On US, China, cyber espionage, and cyber war
Posted on 22 March 2013.
The accusations and recriminations lobbed back and forth between the United States and China regarding alleged state-sponsored cyber espionage attacks have become almost a daily occurrence for a while now.

The U.S. government, politicians, intelligence community, military and private sector companies are, most often than not, blaming Chinese hackers for every breach and compromise - whether they have indications that their claims might be true, or simply because they have been conditioned to point the finger that way, so the publishing of Mandiant's APT1 report offered a welcome confirmation of their beliefs.

"It is time to acknowledge the threat is originating in China, and we wanted to do our part to arm and prepare security professionals to combat that threat effectively," the researchers stated in the report. "The issue of attribution has always been a missing link in publicly understanding the landscape of APT cyber espionage. Without establishing a solid connection to China, there will always be room for observers to dismiss APT actions as uncoordinated, solely criminal in nature, or peripheral to larger national security and global economic concerns.
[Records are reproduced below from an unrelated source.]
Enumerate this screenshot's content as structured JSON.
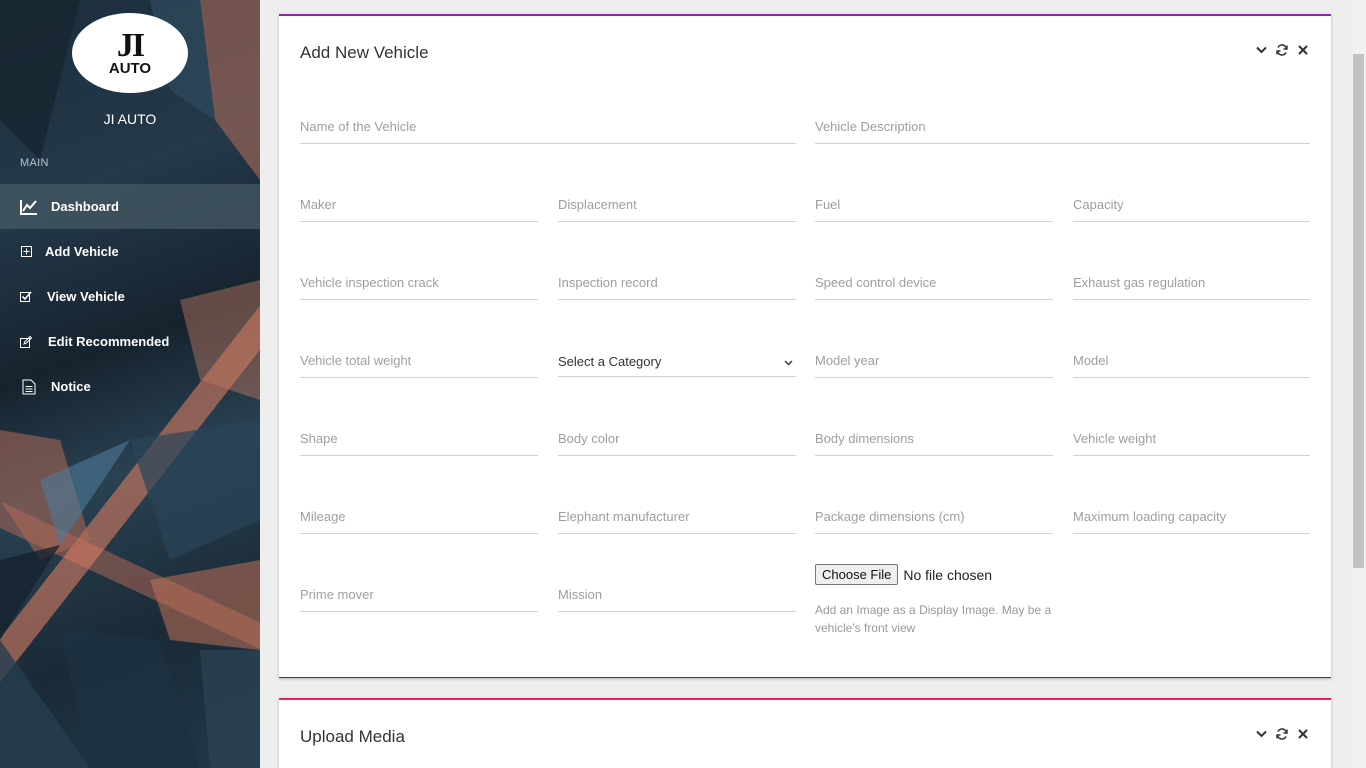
{
  "brand": {
    "logo_mark": "JI",
    "logo_word": "AUTO",
    "name": "JI AUTO"
  },
  "sidebar": {
    "section_label": "MAIN",
    "items": [
      {
        "label": "Dashboard",
        "icon": "chart-line-icon",
        "active": true
      },
      {
        "label": "Add Vehicle",
        "icon": "plus-square-icon"
      },
      {
        "label": "View Vehicle",
        "icon": "check-square-icon"
      },
      {
        "label": "Edit Recommended",
        "icon": "edit-icon"
      },
      {
        "label": "Notice",
        "icon": "document-icon"
      }
    ]
  },
  "form_card": {
    "title": "Add New Vehicle",
    "fields": {
      "name": "Name of the Vehicle",
      "description": "Vehicle Description",
      "maker": "Maker",
      "displacement": "Displacement",
      "fuel": "Fuel",
      "capacity": "Capacity",
      "inspection_crack": "Vehicle inspection crack",
      "inspection_record": "Inspection record",
      "speed_control": "Speed control device",
      "exhaust": "Exhaust gas regulation",
      "total_weight": "Vehicle total weight",
      "model_year": "Model year",
      "model": "Model",
      "shape": "Shape",
      "body_color": "Body color",
      "body_dimensions": "Body dimensions",
      "vehicle_weight": "Vehicle weight",
      "mileage": "Mileage",
      "elephant_manufacturer": "Elephant manufacturer",
      "package_dimensions": "Package dimensions (cm)",
      "max_loading": "Maximum loading capacity",
      "prime_mover": "Prime mover",
      "mission": "Mission"
    },
    "category_select": "Select a Category",
    "file": {
      "button": "Choose File",
      "status": "No file chosen",
      "help": "Add an Image as a Display Image. May be a vehicle's front view"
    }
  },
  "media_card": {
    "title": "Upload Media"
  },
  "colors": {
    "form_accent": "#8e24aa",
    "media_accent": "#e91e63"
  }
}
We hope that this report will lead to increased understanding and coordinated action in countering APT network breaches."
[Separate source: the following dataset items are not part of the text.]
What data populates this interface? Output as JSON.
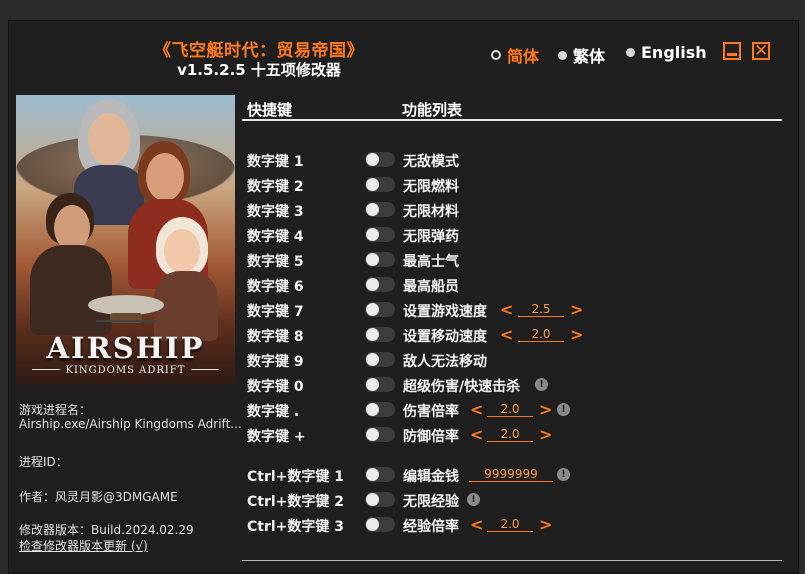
{
  "header": {
    "title": "《飞空艇时代：贸易帝国》",
    "subtitle": "v1.5.2.5 十五项修改器"
  },
  "languages": [
    {
      "label": "简体",
      "selected": true
    },
    {
      "label": "繁体",
      "selected": false
    },
    {
      "label": "English",
      "selected": false
    }
  ],
  "cover": {
    "logo": "AIRSHIP",
    "subtitle": "KINGDOMS ADRIFT"
  },
  "info": {
    "process_label": "游戏进程名：",
    "process_value": "Airship.exe/Airship Kingdoms Adrift...",
    "pid_label": "进程ID：",
    "author": "作者：风灵月影@3DMGAME",
    "version": "修改器版本：Build.2024.02.29",
    "update_link": "检查修改器版本更新 (√)"
  },
  "columns": {
    "hotkey": "快捷键",
    "function": "功能列表"
  },
  "cheats": [
    {
      "key": "数字键 1",
      "name": "无敌模式",
      "enabled": false
    },
    {
      "key": "数字键 2",
      "name": "无限燃料",
      "enabled": false
    },
    {
      "key": "数字键 3",
      "name": "无限材料",
      "enabled": false
    },
    {
      "key": "数字键 4",
      "name": "无限弹药",
      "enabled": false
    },
    {
      "key": "数字键 5",
      "name": "最高士气",
      "enabled": false
    },
    {
      "key": "数字键 6",
      "name": "最高船员",
      "enabled": false
    },
    {
      "key": "数字键 7",
      "name": "设置游戏速度",
      "enabled": false,
      "value": "2.5"
    },
    {
      "key": "数字键 8",
      "name": "设置移动速度",
      "enabled": false,
      "value": "2.0"
    },
    {
      "key": "数字键 9",
      "name": "敌人无法移动",
      "enabled": false
    },
    {
      "key": "数字键 0",
      "name": "超级伤害/快速击杀",
      "enabled": false
    },
    {
      "key": "数字键 .",
      "name": "伤害倍率",
      "enabled": false,
      "value": "2.0"
    },
    {
      "key": "数字键 +",
      "name": "防御倍率",
      "enabled": false,
      "value": "2.0"
    },
    {
      "key": "Ctrl+数字键 1",
      "name": "编辑金钱",
      "enabled": false,
      "value": "9999999"
    },
    {
      "key": "Ctrl+数字键 2",
      "name": "无限经验",
      "enabled": false
    },
    {
      "key": "Ctrl+数字键 3",
      "name": "经验倍率",
      "enabled": false,
      "value": "2.0"
    }
  ],
  "symbols": {
    "arrow_left": "<",
    "arrow_right": ">",
    "info": "!",
    "close": "✕"
  },
  "colors": {
    "accent": "#ff7a1a",
    "background": "#1f1f1f"
  }
}
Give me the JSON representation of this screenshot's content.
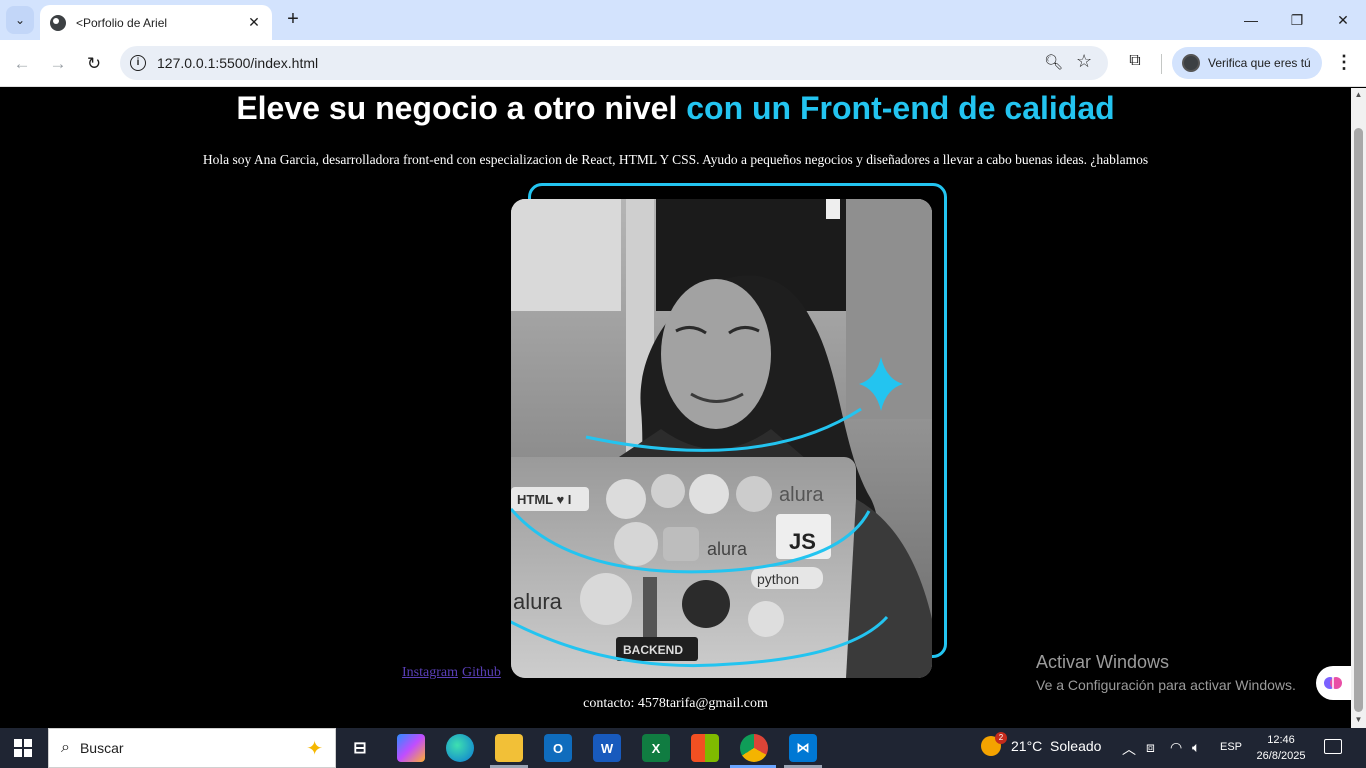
{
  "browser": {
    "tab_title": "<Porfolio de Ariel",
    "url": "127.0.0.1:5500/index.html",
    "profile_label": "Verifica que eres tú"
  },
  "page": {
    "headline_white": "Eleve su negocio a otro nivel",
    "headline_accent": "con un Front-end de calidad",
    "intro": "Hola soy Ana Garcia, desarrolladora front-end con especializacion de React, HTML Y CSS. Ayudo a pequeños negocios y diseñadores a llevar a cabo buenas ideas. ¿hablamos",
    "links": [
      {
        "label": "Instagram"
      },
      {
        "label": "Github"
      }
    ],
    "contact": "contacto: 4578tarifa@gmail.com",
    "accent_color": "#23c4f0",
    "sticker_texts": [
      "HTML ♥ I",
      "alura",
      "JS",
      "alura",
      "python",
      "alura",
      "BACKEND"
    ]
  },
  "watermark": {
    "line1": "Activar Windows",
    "line2": "Ve a Configuración para activar Windows."
  },
  "taskbar": {
    "search_placeholder": "Buscar",
    "weather": "21°C  Soleado",
    "weather_badge": "2",
    "language": "ESP",
    "time": "12:46",
    "date": "26/8/2025",
    "apps": [
      "task-view",
      "copilot",
      "edge",
      "file-explorer",
      "outlook",
      "word",
      "excel",
      "store",
      "chrome",
      "vscode"
    ]
  }
}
And they definitely reached one of their goals, as the report has signaled a change: the accusations now have a formal leg to stand on - despite it still being shaky, and the fact that China continues to refute the charges laid at its door.

Since then, a lot of things have happened. China has a new Premier, but he continues on the course set before him. I think we should not make groundless accusations against each other but spend more time doing practical things that will contribute to cybersecurity, he said, echoing the previously stated call for international rules and cooperation on Internet security and hacking issues under a United Nations framework.
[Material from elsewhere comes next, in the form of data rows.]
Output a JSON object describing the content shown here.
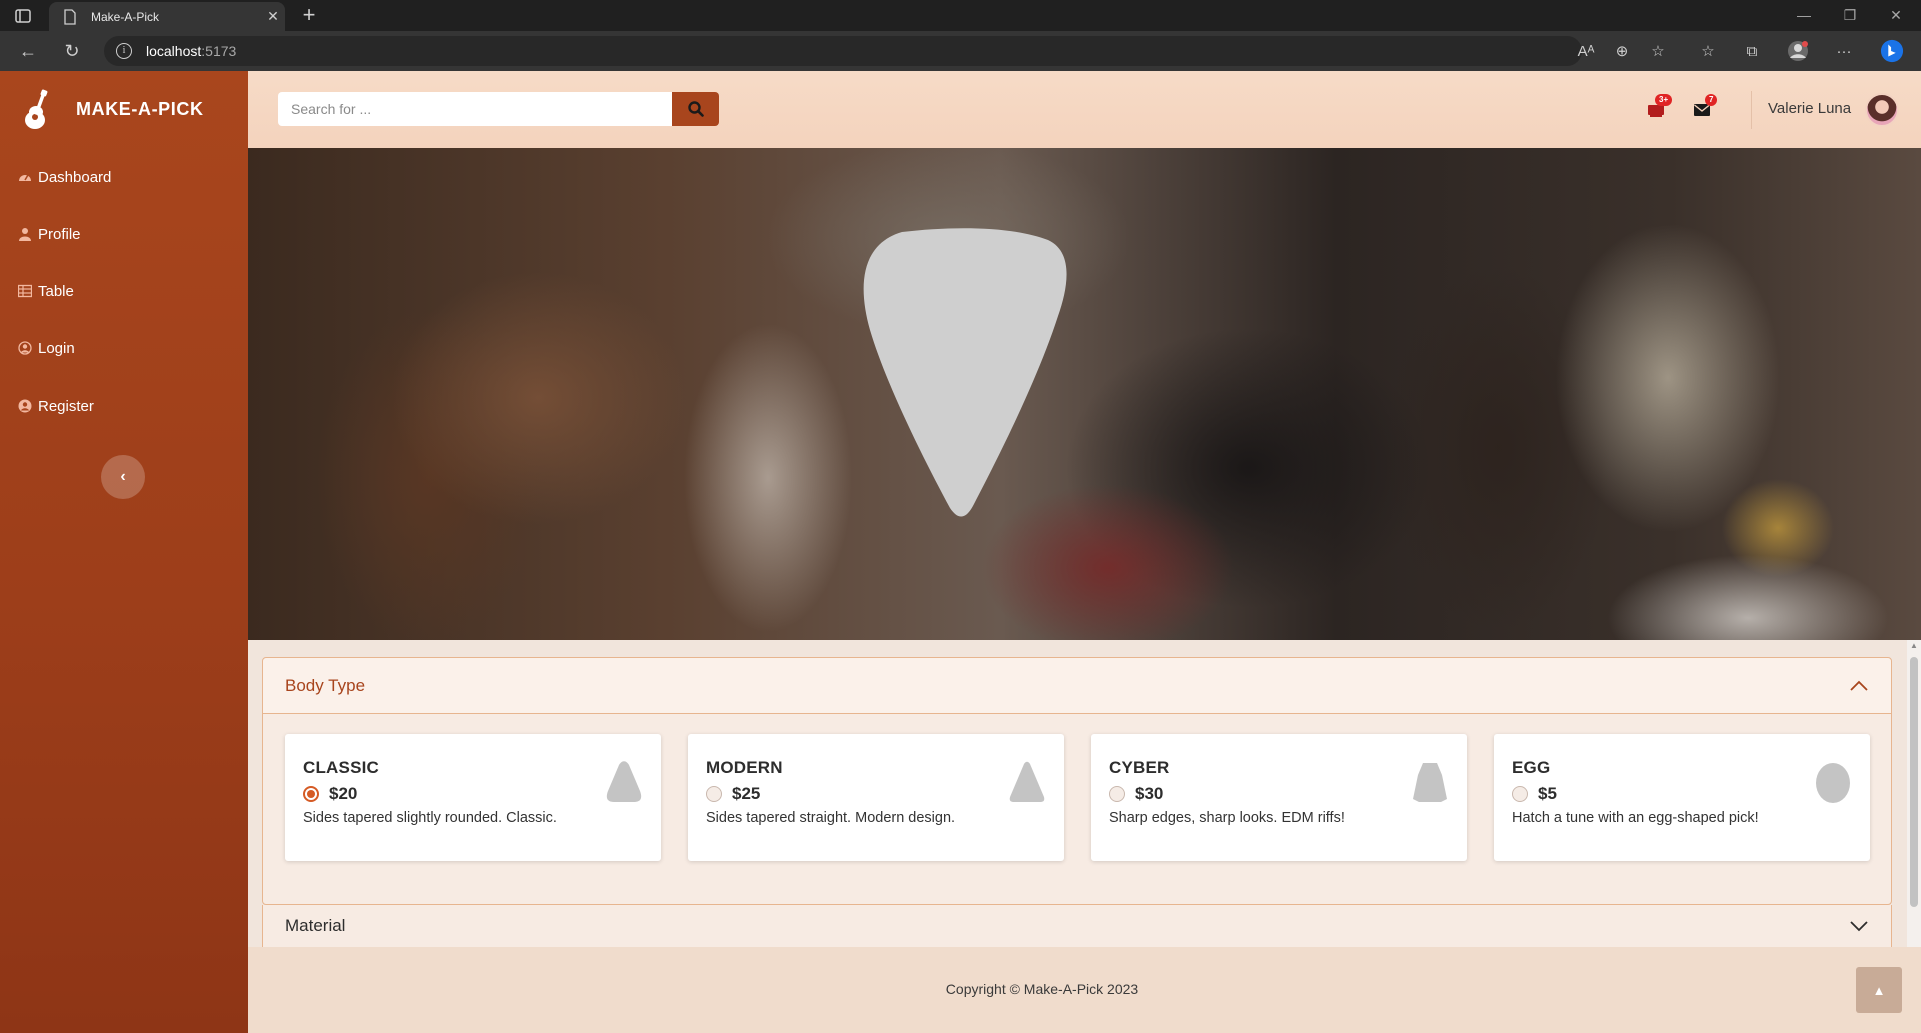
{
  "browser": {
    "tab_title": "Make-A-Pick",
    "url_host": "localhost",
    "url_port": ":5173"
  },
  "sidebar": {
    "brand": "MAKE-A-PICK",
    "items": [
      {
        "label": "Dashboard",
        "icon": "gauge-icon"
      },
      {
        "label": "Profile",
        "icon": "user-icon"
      },
      {
        "label": "Table",
        "icon": "table-icon"
      },
      {
        "label": "Login",
        "icon": "user-circle-icon"
      },
      {
        "label": "Register",
        "icon": "user-circle-icon"
      }
    ]
  },
  "header": {
    "search_placeholder": "Search for ...",
    "alerts_count": "3+",
    "messages_count": "7",
    "user_name": "Valerie Luna"
  },
  "body_type": {
    "title": "Body Type",
    "options": [
      {
        "name": "CLASSIC",
        "price": "$20",
        "description": "Sides tapered slightly rounded. Classic.",
        "selected": true
      },
      {
        "name": "MODERN",
        "price": "$25",
        "description": "Sides tapered straight. Modern design.",
        "selected": false
      },
      {
        "name": "CYBER",
        "price": "$30",
        "description": "Sharp edges, sharp looks. EDM riffs!",
        "selected": false
      },
      {
        "name": "EGG",
        "price": "$5",
        "description": "Hatch a tune with an egg-shaped pick!",
        "selected": false
      }
    ]
  },
  "material": {
    "title": "Material"
  },
  "footer": {
    "copyright": "Copyright © Make-A-Pick 2023"
  },
  "colors": {
    "brand": "#a8451d",
    "accent": "#d55b25",
    "header_bg": "#f6dbc7"
  }
}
At the same time, China has started throwing out some counter-accusations. Its National Computer Network Emergency Response Technical Team Coordination Center (CNCERT/CC) has trotted out reports on government agencies and high-profile private companies being hacked from IP addresses in the U.S.

In the meantime, NSA Director General Keith Alexander has confirmed the United States' readiness to use cyber weapons in both defense and retaliation for possible attacks. While the statement is obviously meant to also function as a deterrent for attackers, I have no doubt that it's true.

There are, luckily, some people in the U.S. that are trying to calm the waters, and are calling for Congress and the government to tone down their cyber warfare rhetoric and stop and consider carefully whether it can adversely affect decision making in the case of a cyber attack.

Computer security specialist and noted pundit Bruce Schneier also pointed out that none of these attacks are cyberwar.

"It's all espionage, something that's been going on between countries ever since countries were invented. What moves public opinion is less the facts and more the rhetoric, and the rhetoric of war is what we're hearing," he says, and adds that, unfortunately, both the reality and the rhetoric play right into the hands of the military and corporate interests that are behind the cyberwar arms race in the first place.

And while I couldn't agree more, I'm doubtful on whether we can stop it.

For one, people who are set on making money or simply gain power are often (if not always) more forceful in pursuing their goals than those who couldn't care less about it or are oriented more towards cooperation and peaceful resolution of issues. Secondly, the same is true about politicians - i.e. those who have the power to decide on these things. And thirdly, the human race is not good at avoiding repeating past mistakes. But that still doesn't mean that we should stop trying.

I'm not saying that cyber espionage should be ignored. In this era of massive companies and corporations that are driving world economies, trade secrets and intellectual property should be protected better than ever.

But if you ultimately want to consider these attacks a form of war, I'll say I prefer it over other, extremely more brutal ones, and hope we can keep it that way. Thinking up new ways of deterring and preventing attacks instead of responding to them - especially when it's difficult to say and prove who actually did it - seems to me the best solution for now.

Finally, as a short side note: here is a recently released proposal about rules and laws that should be applied when waging cyberwarfare. Requested by NATO, it also addresses the physical repercussions of such a conflict, and it is a very interesting read.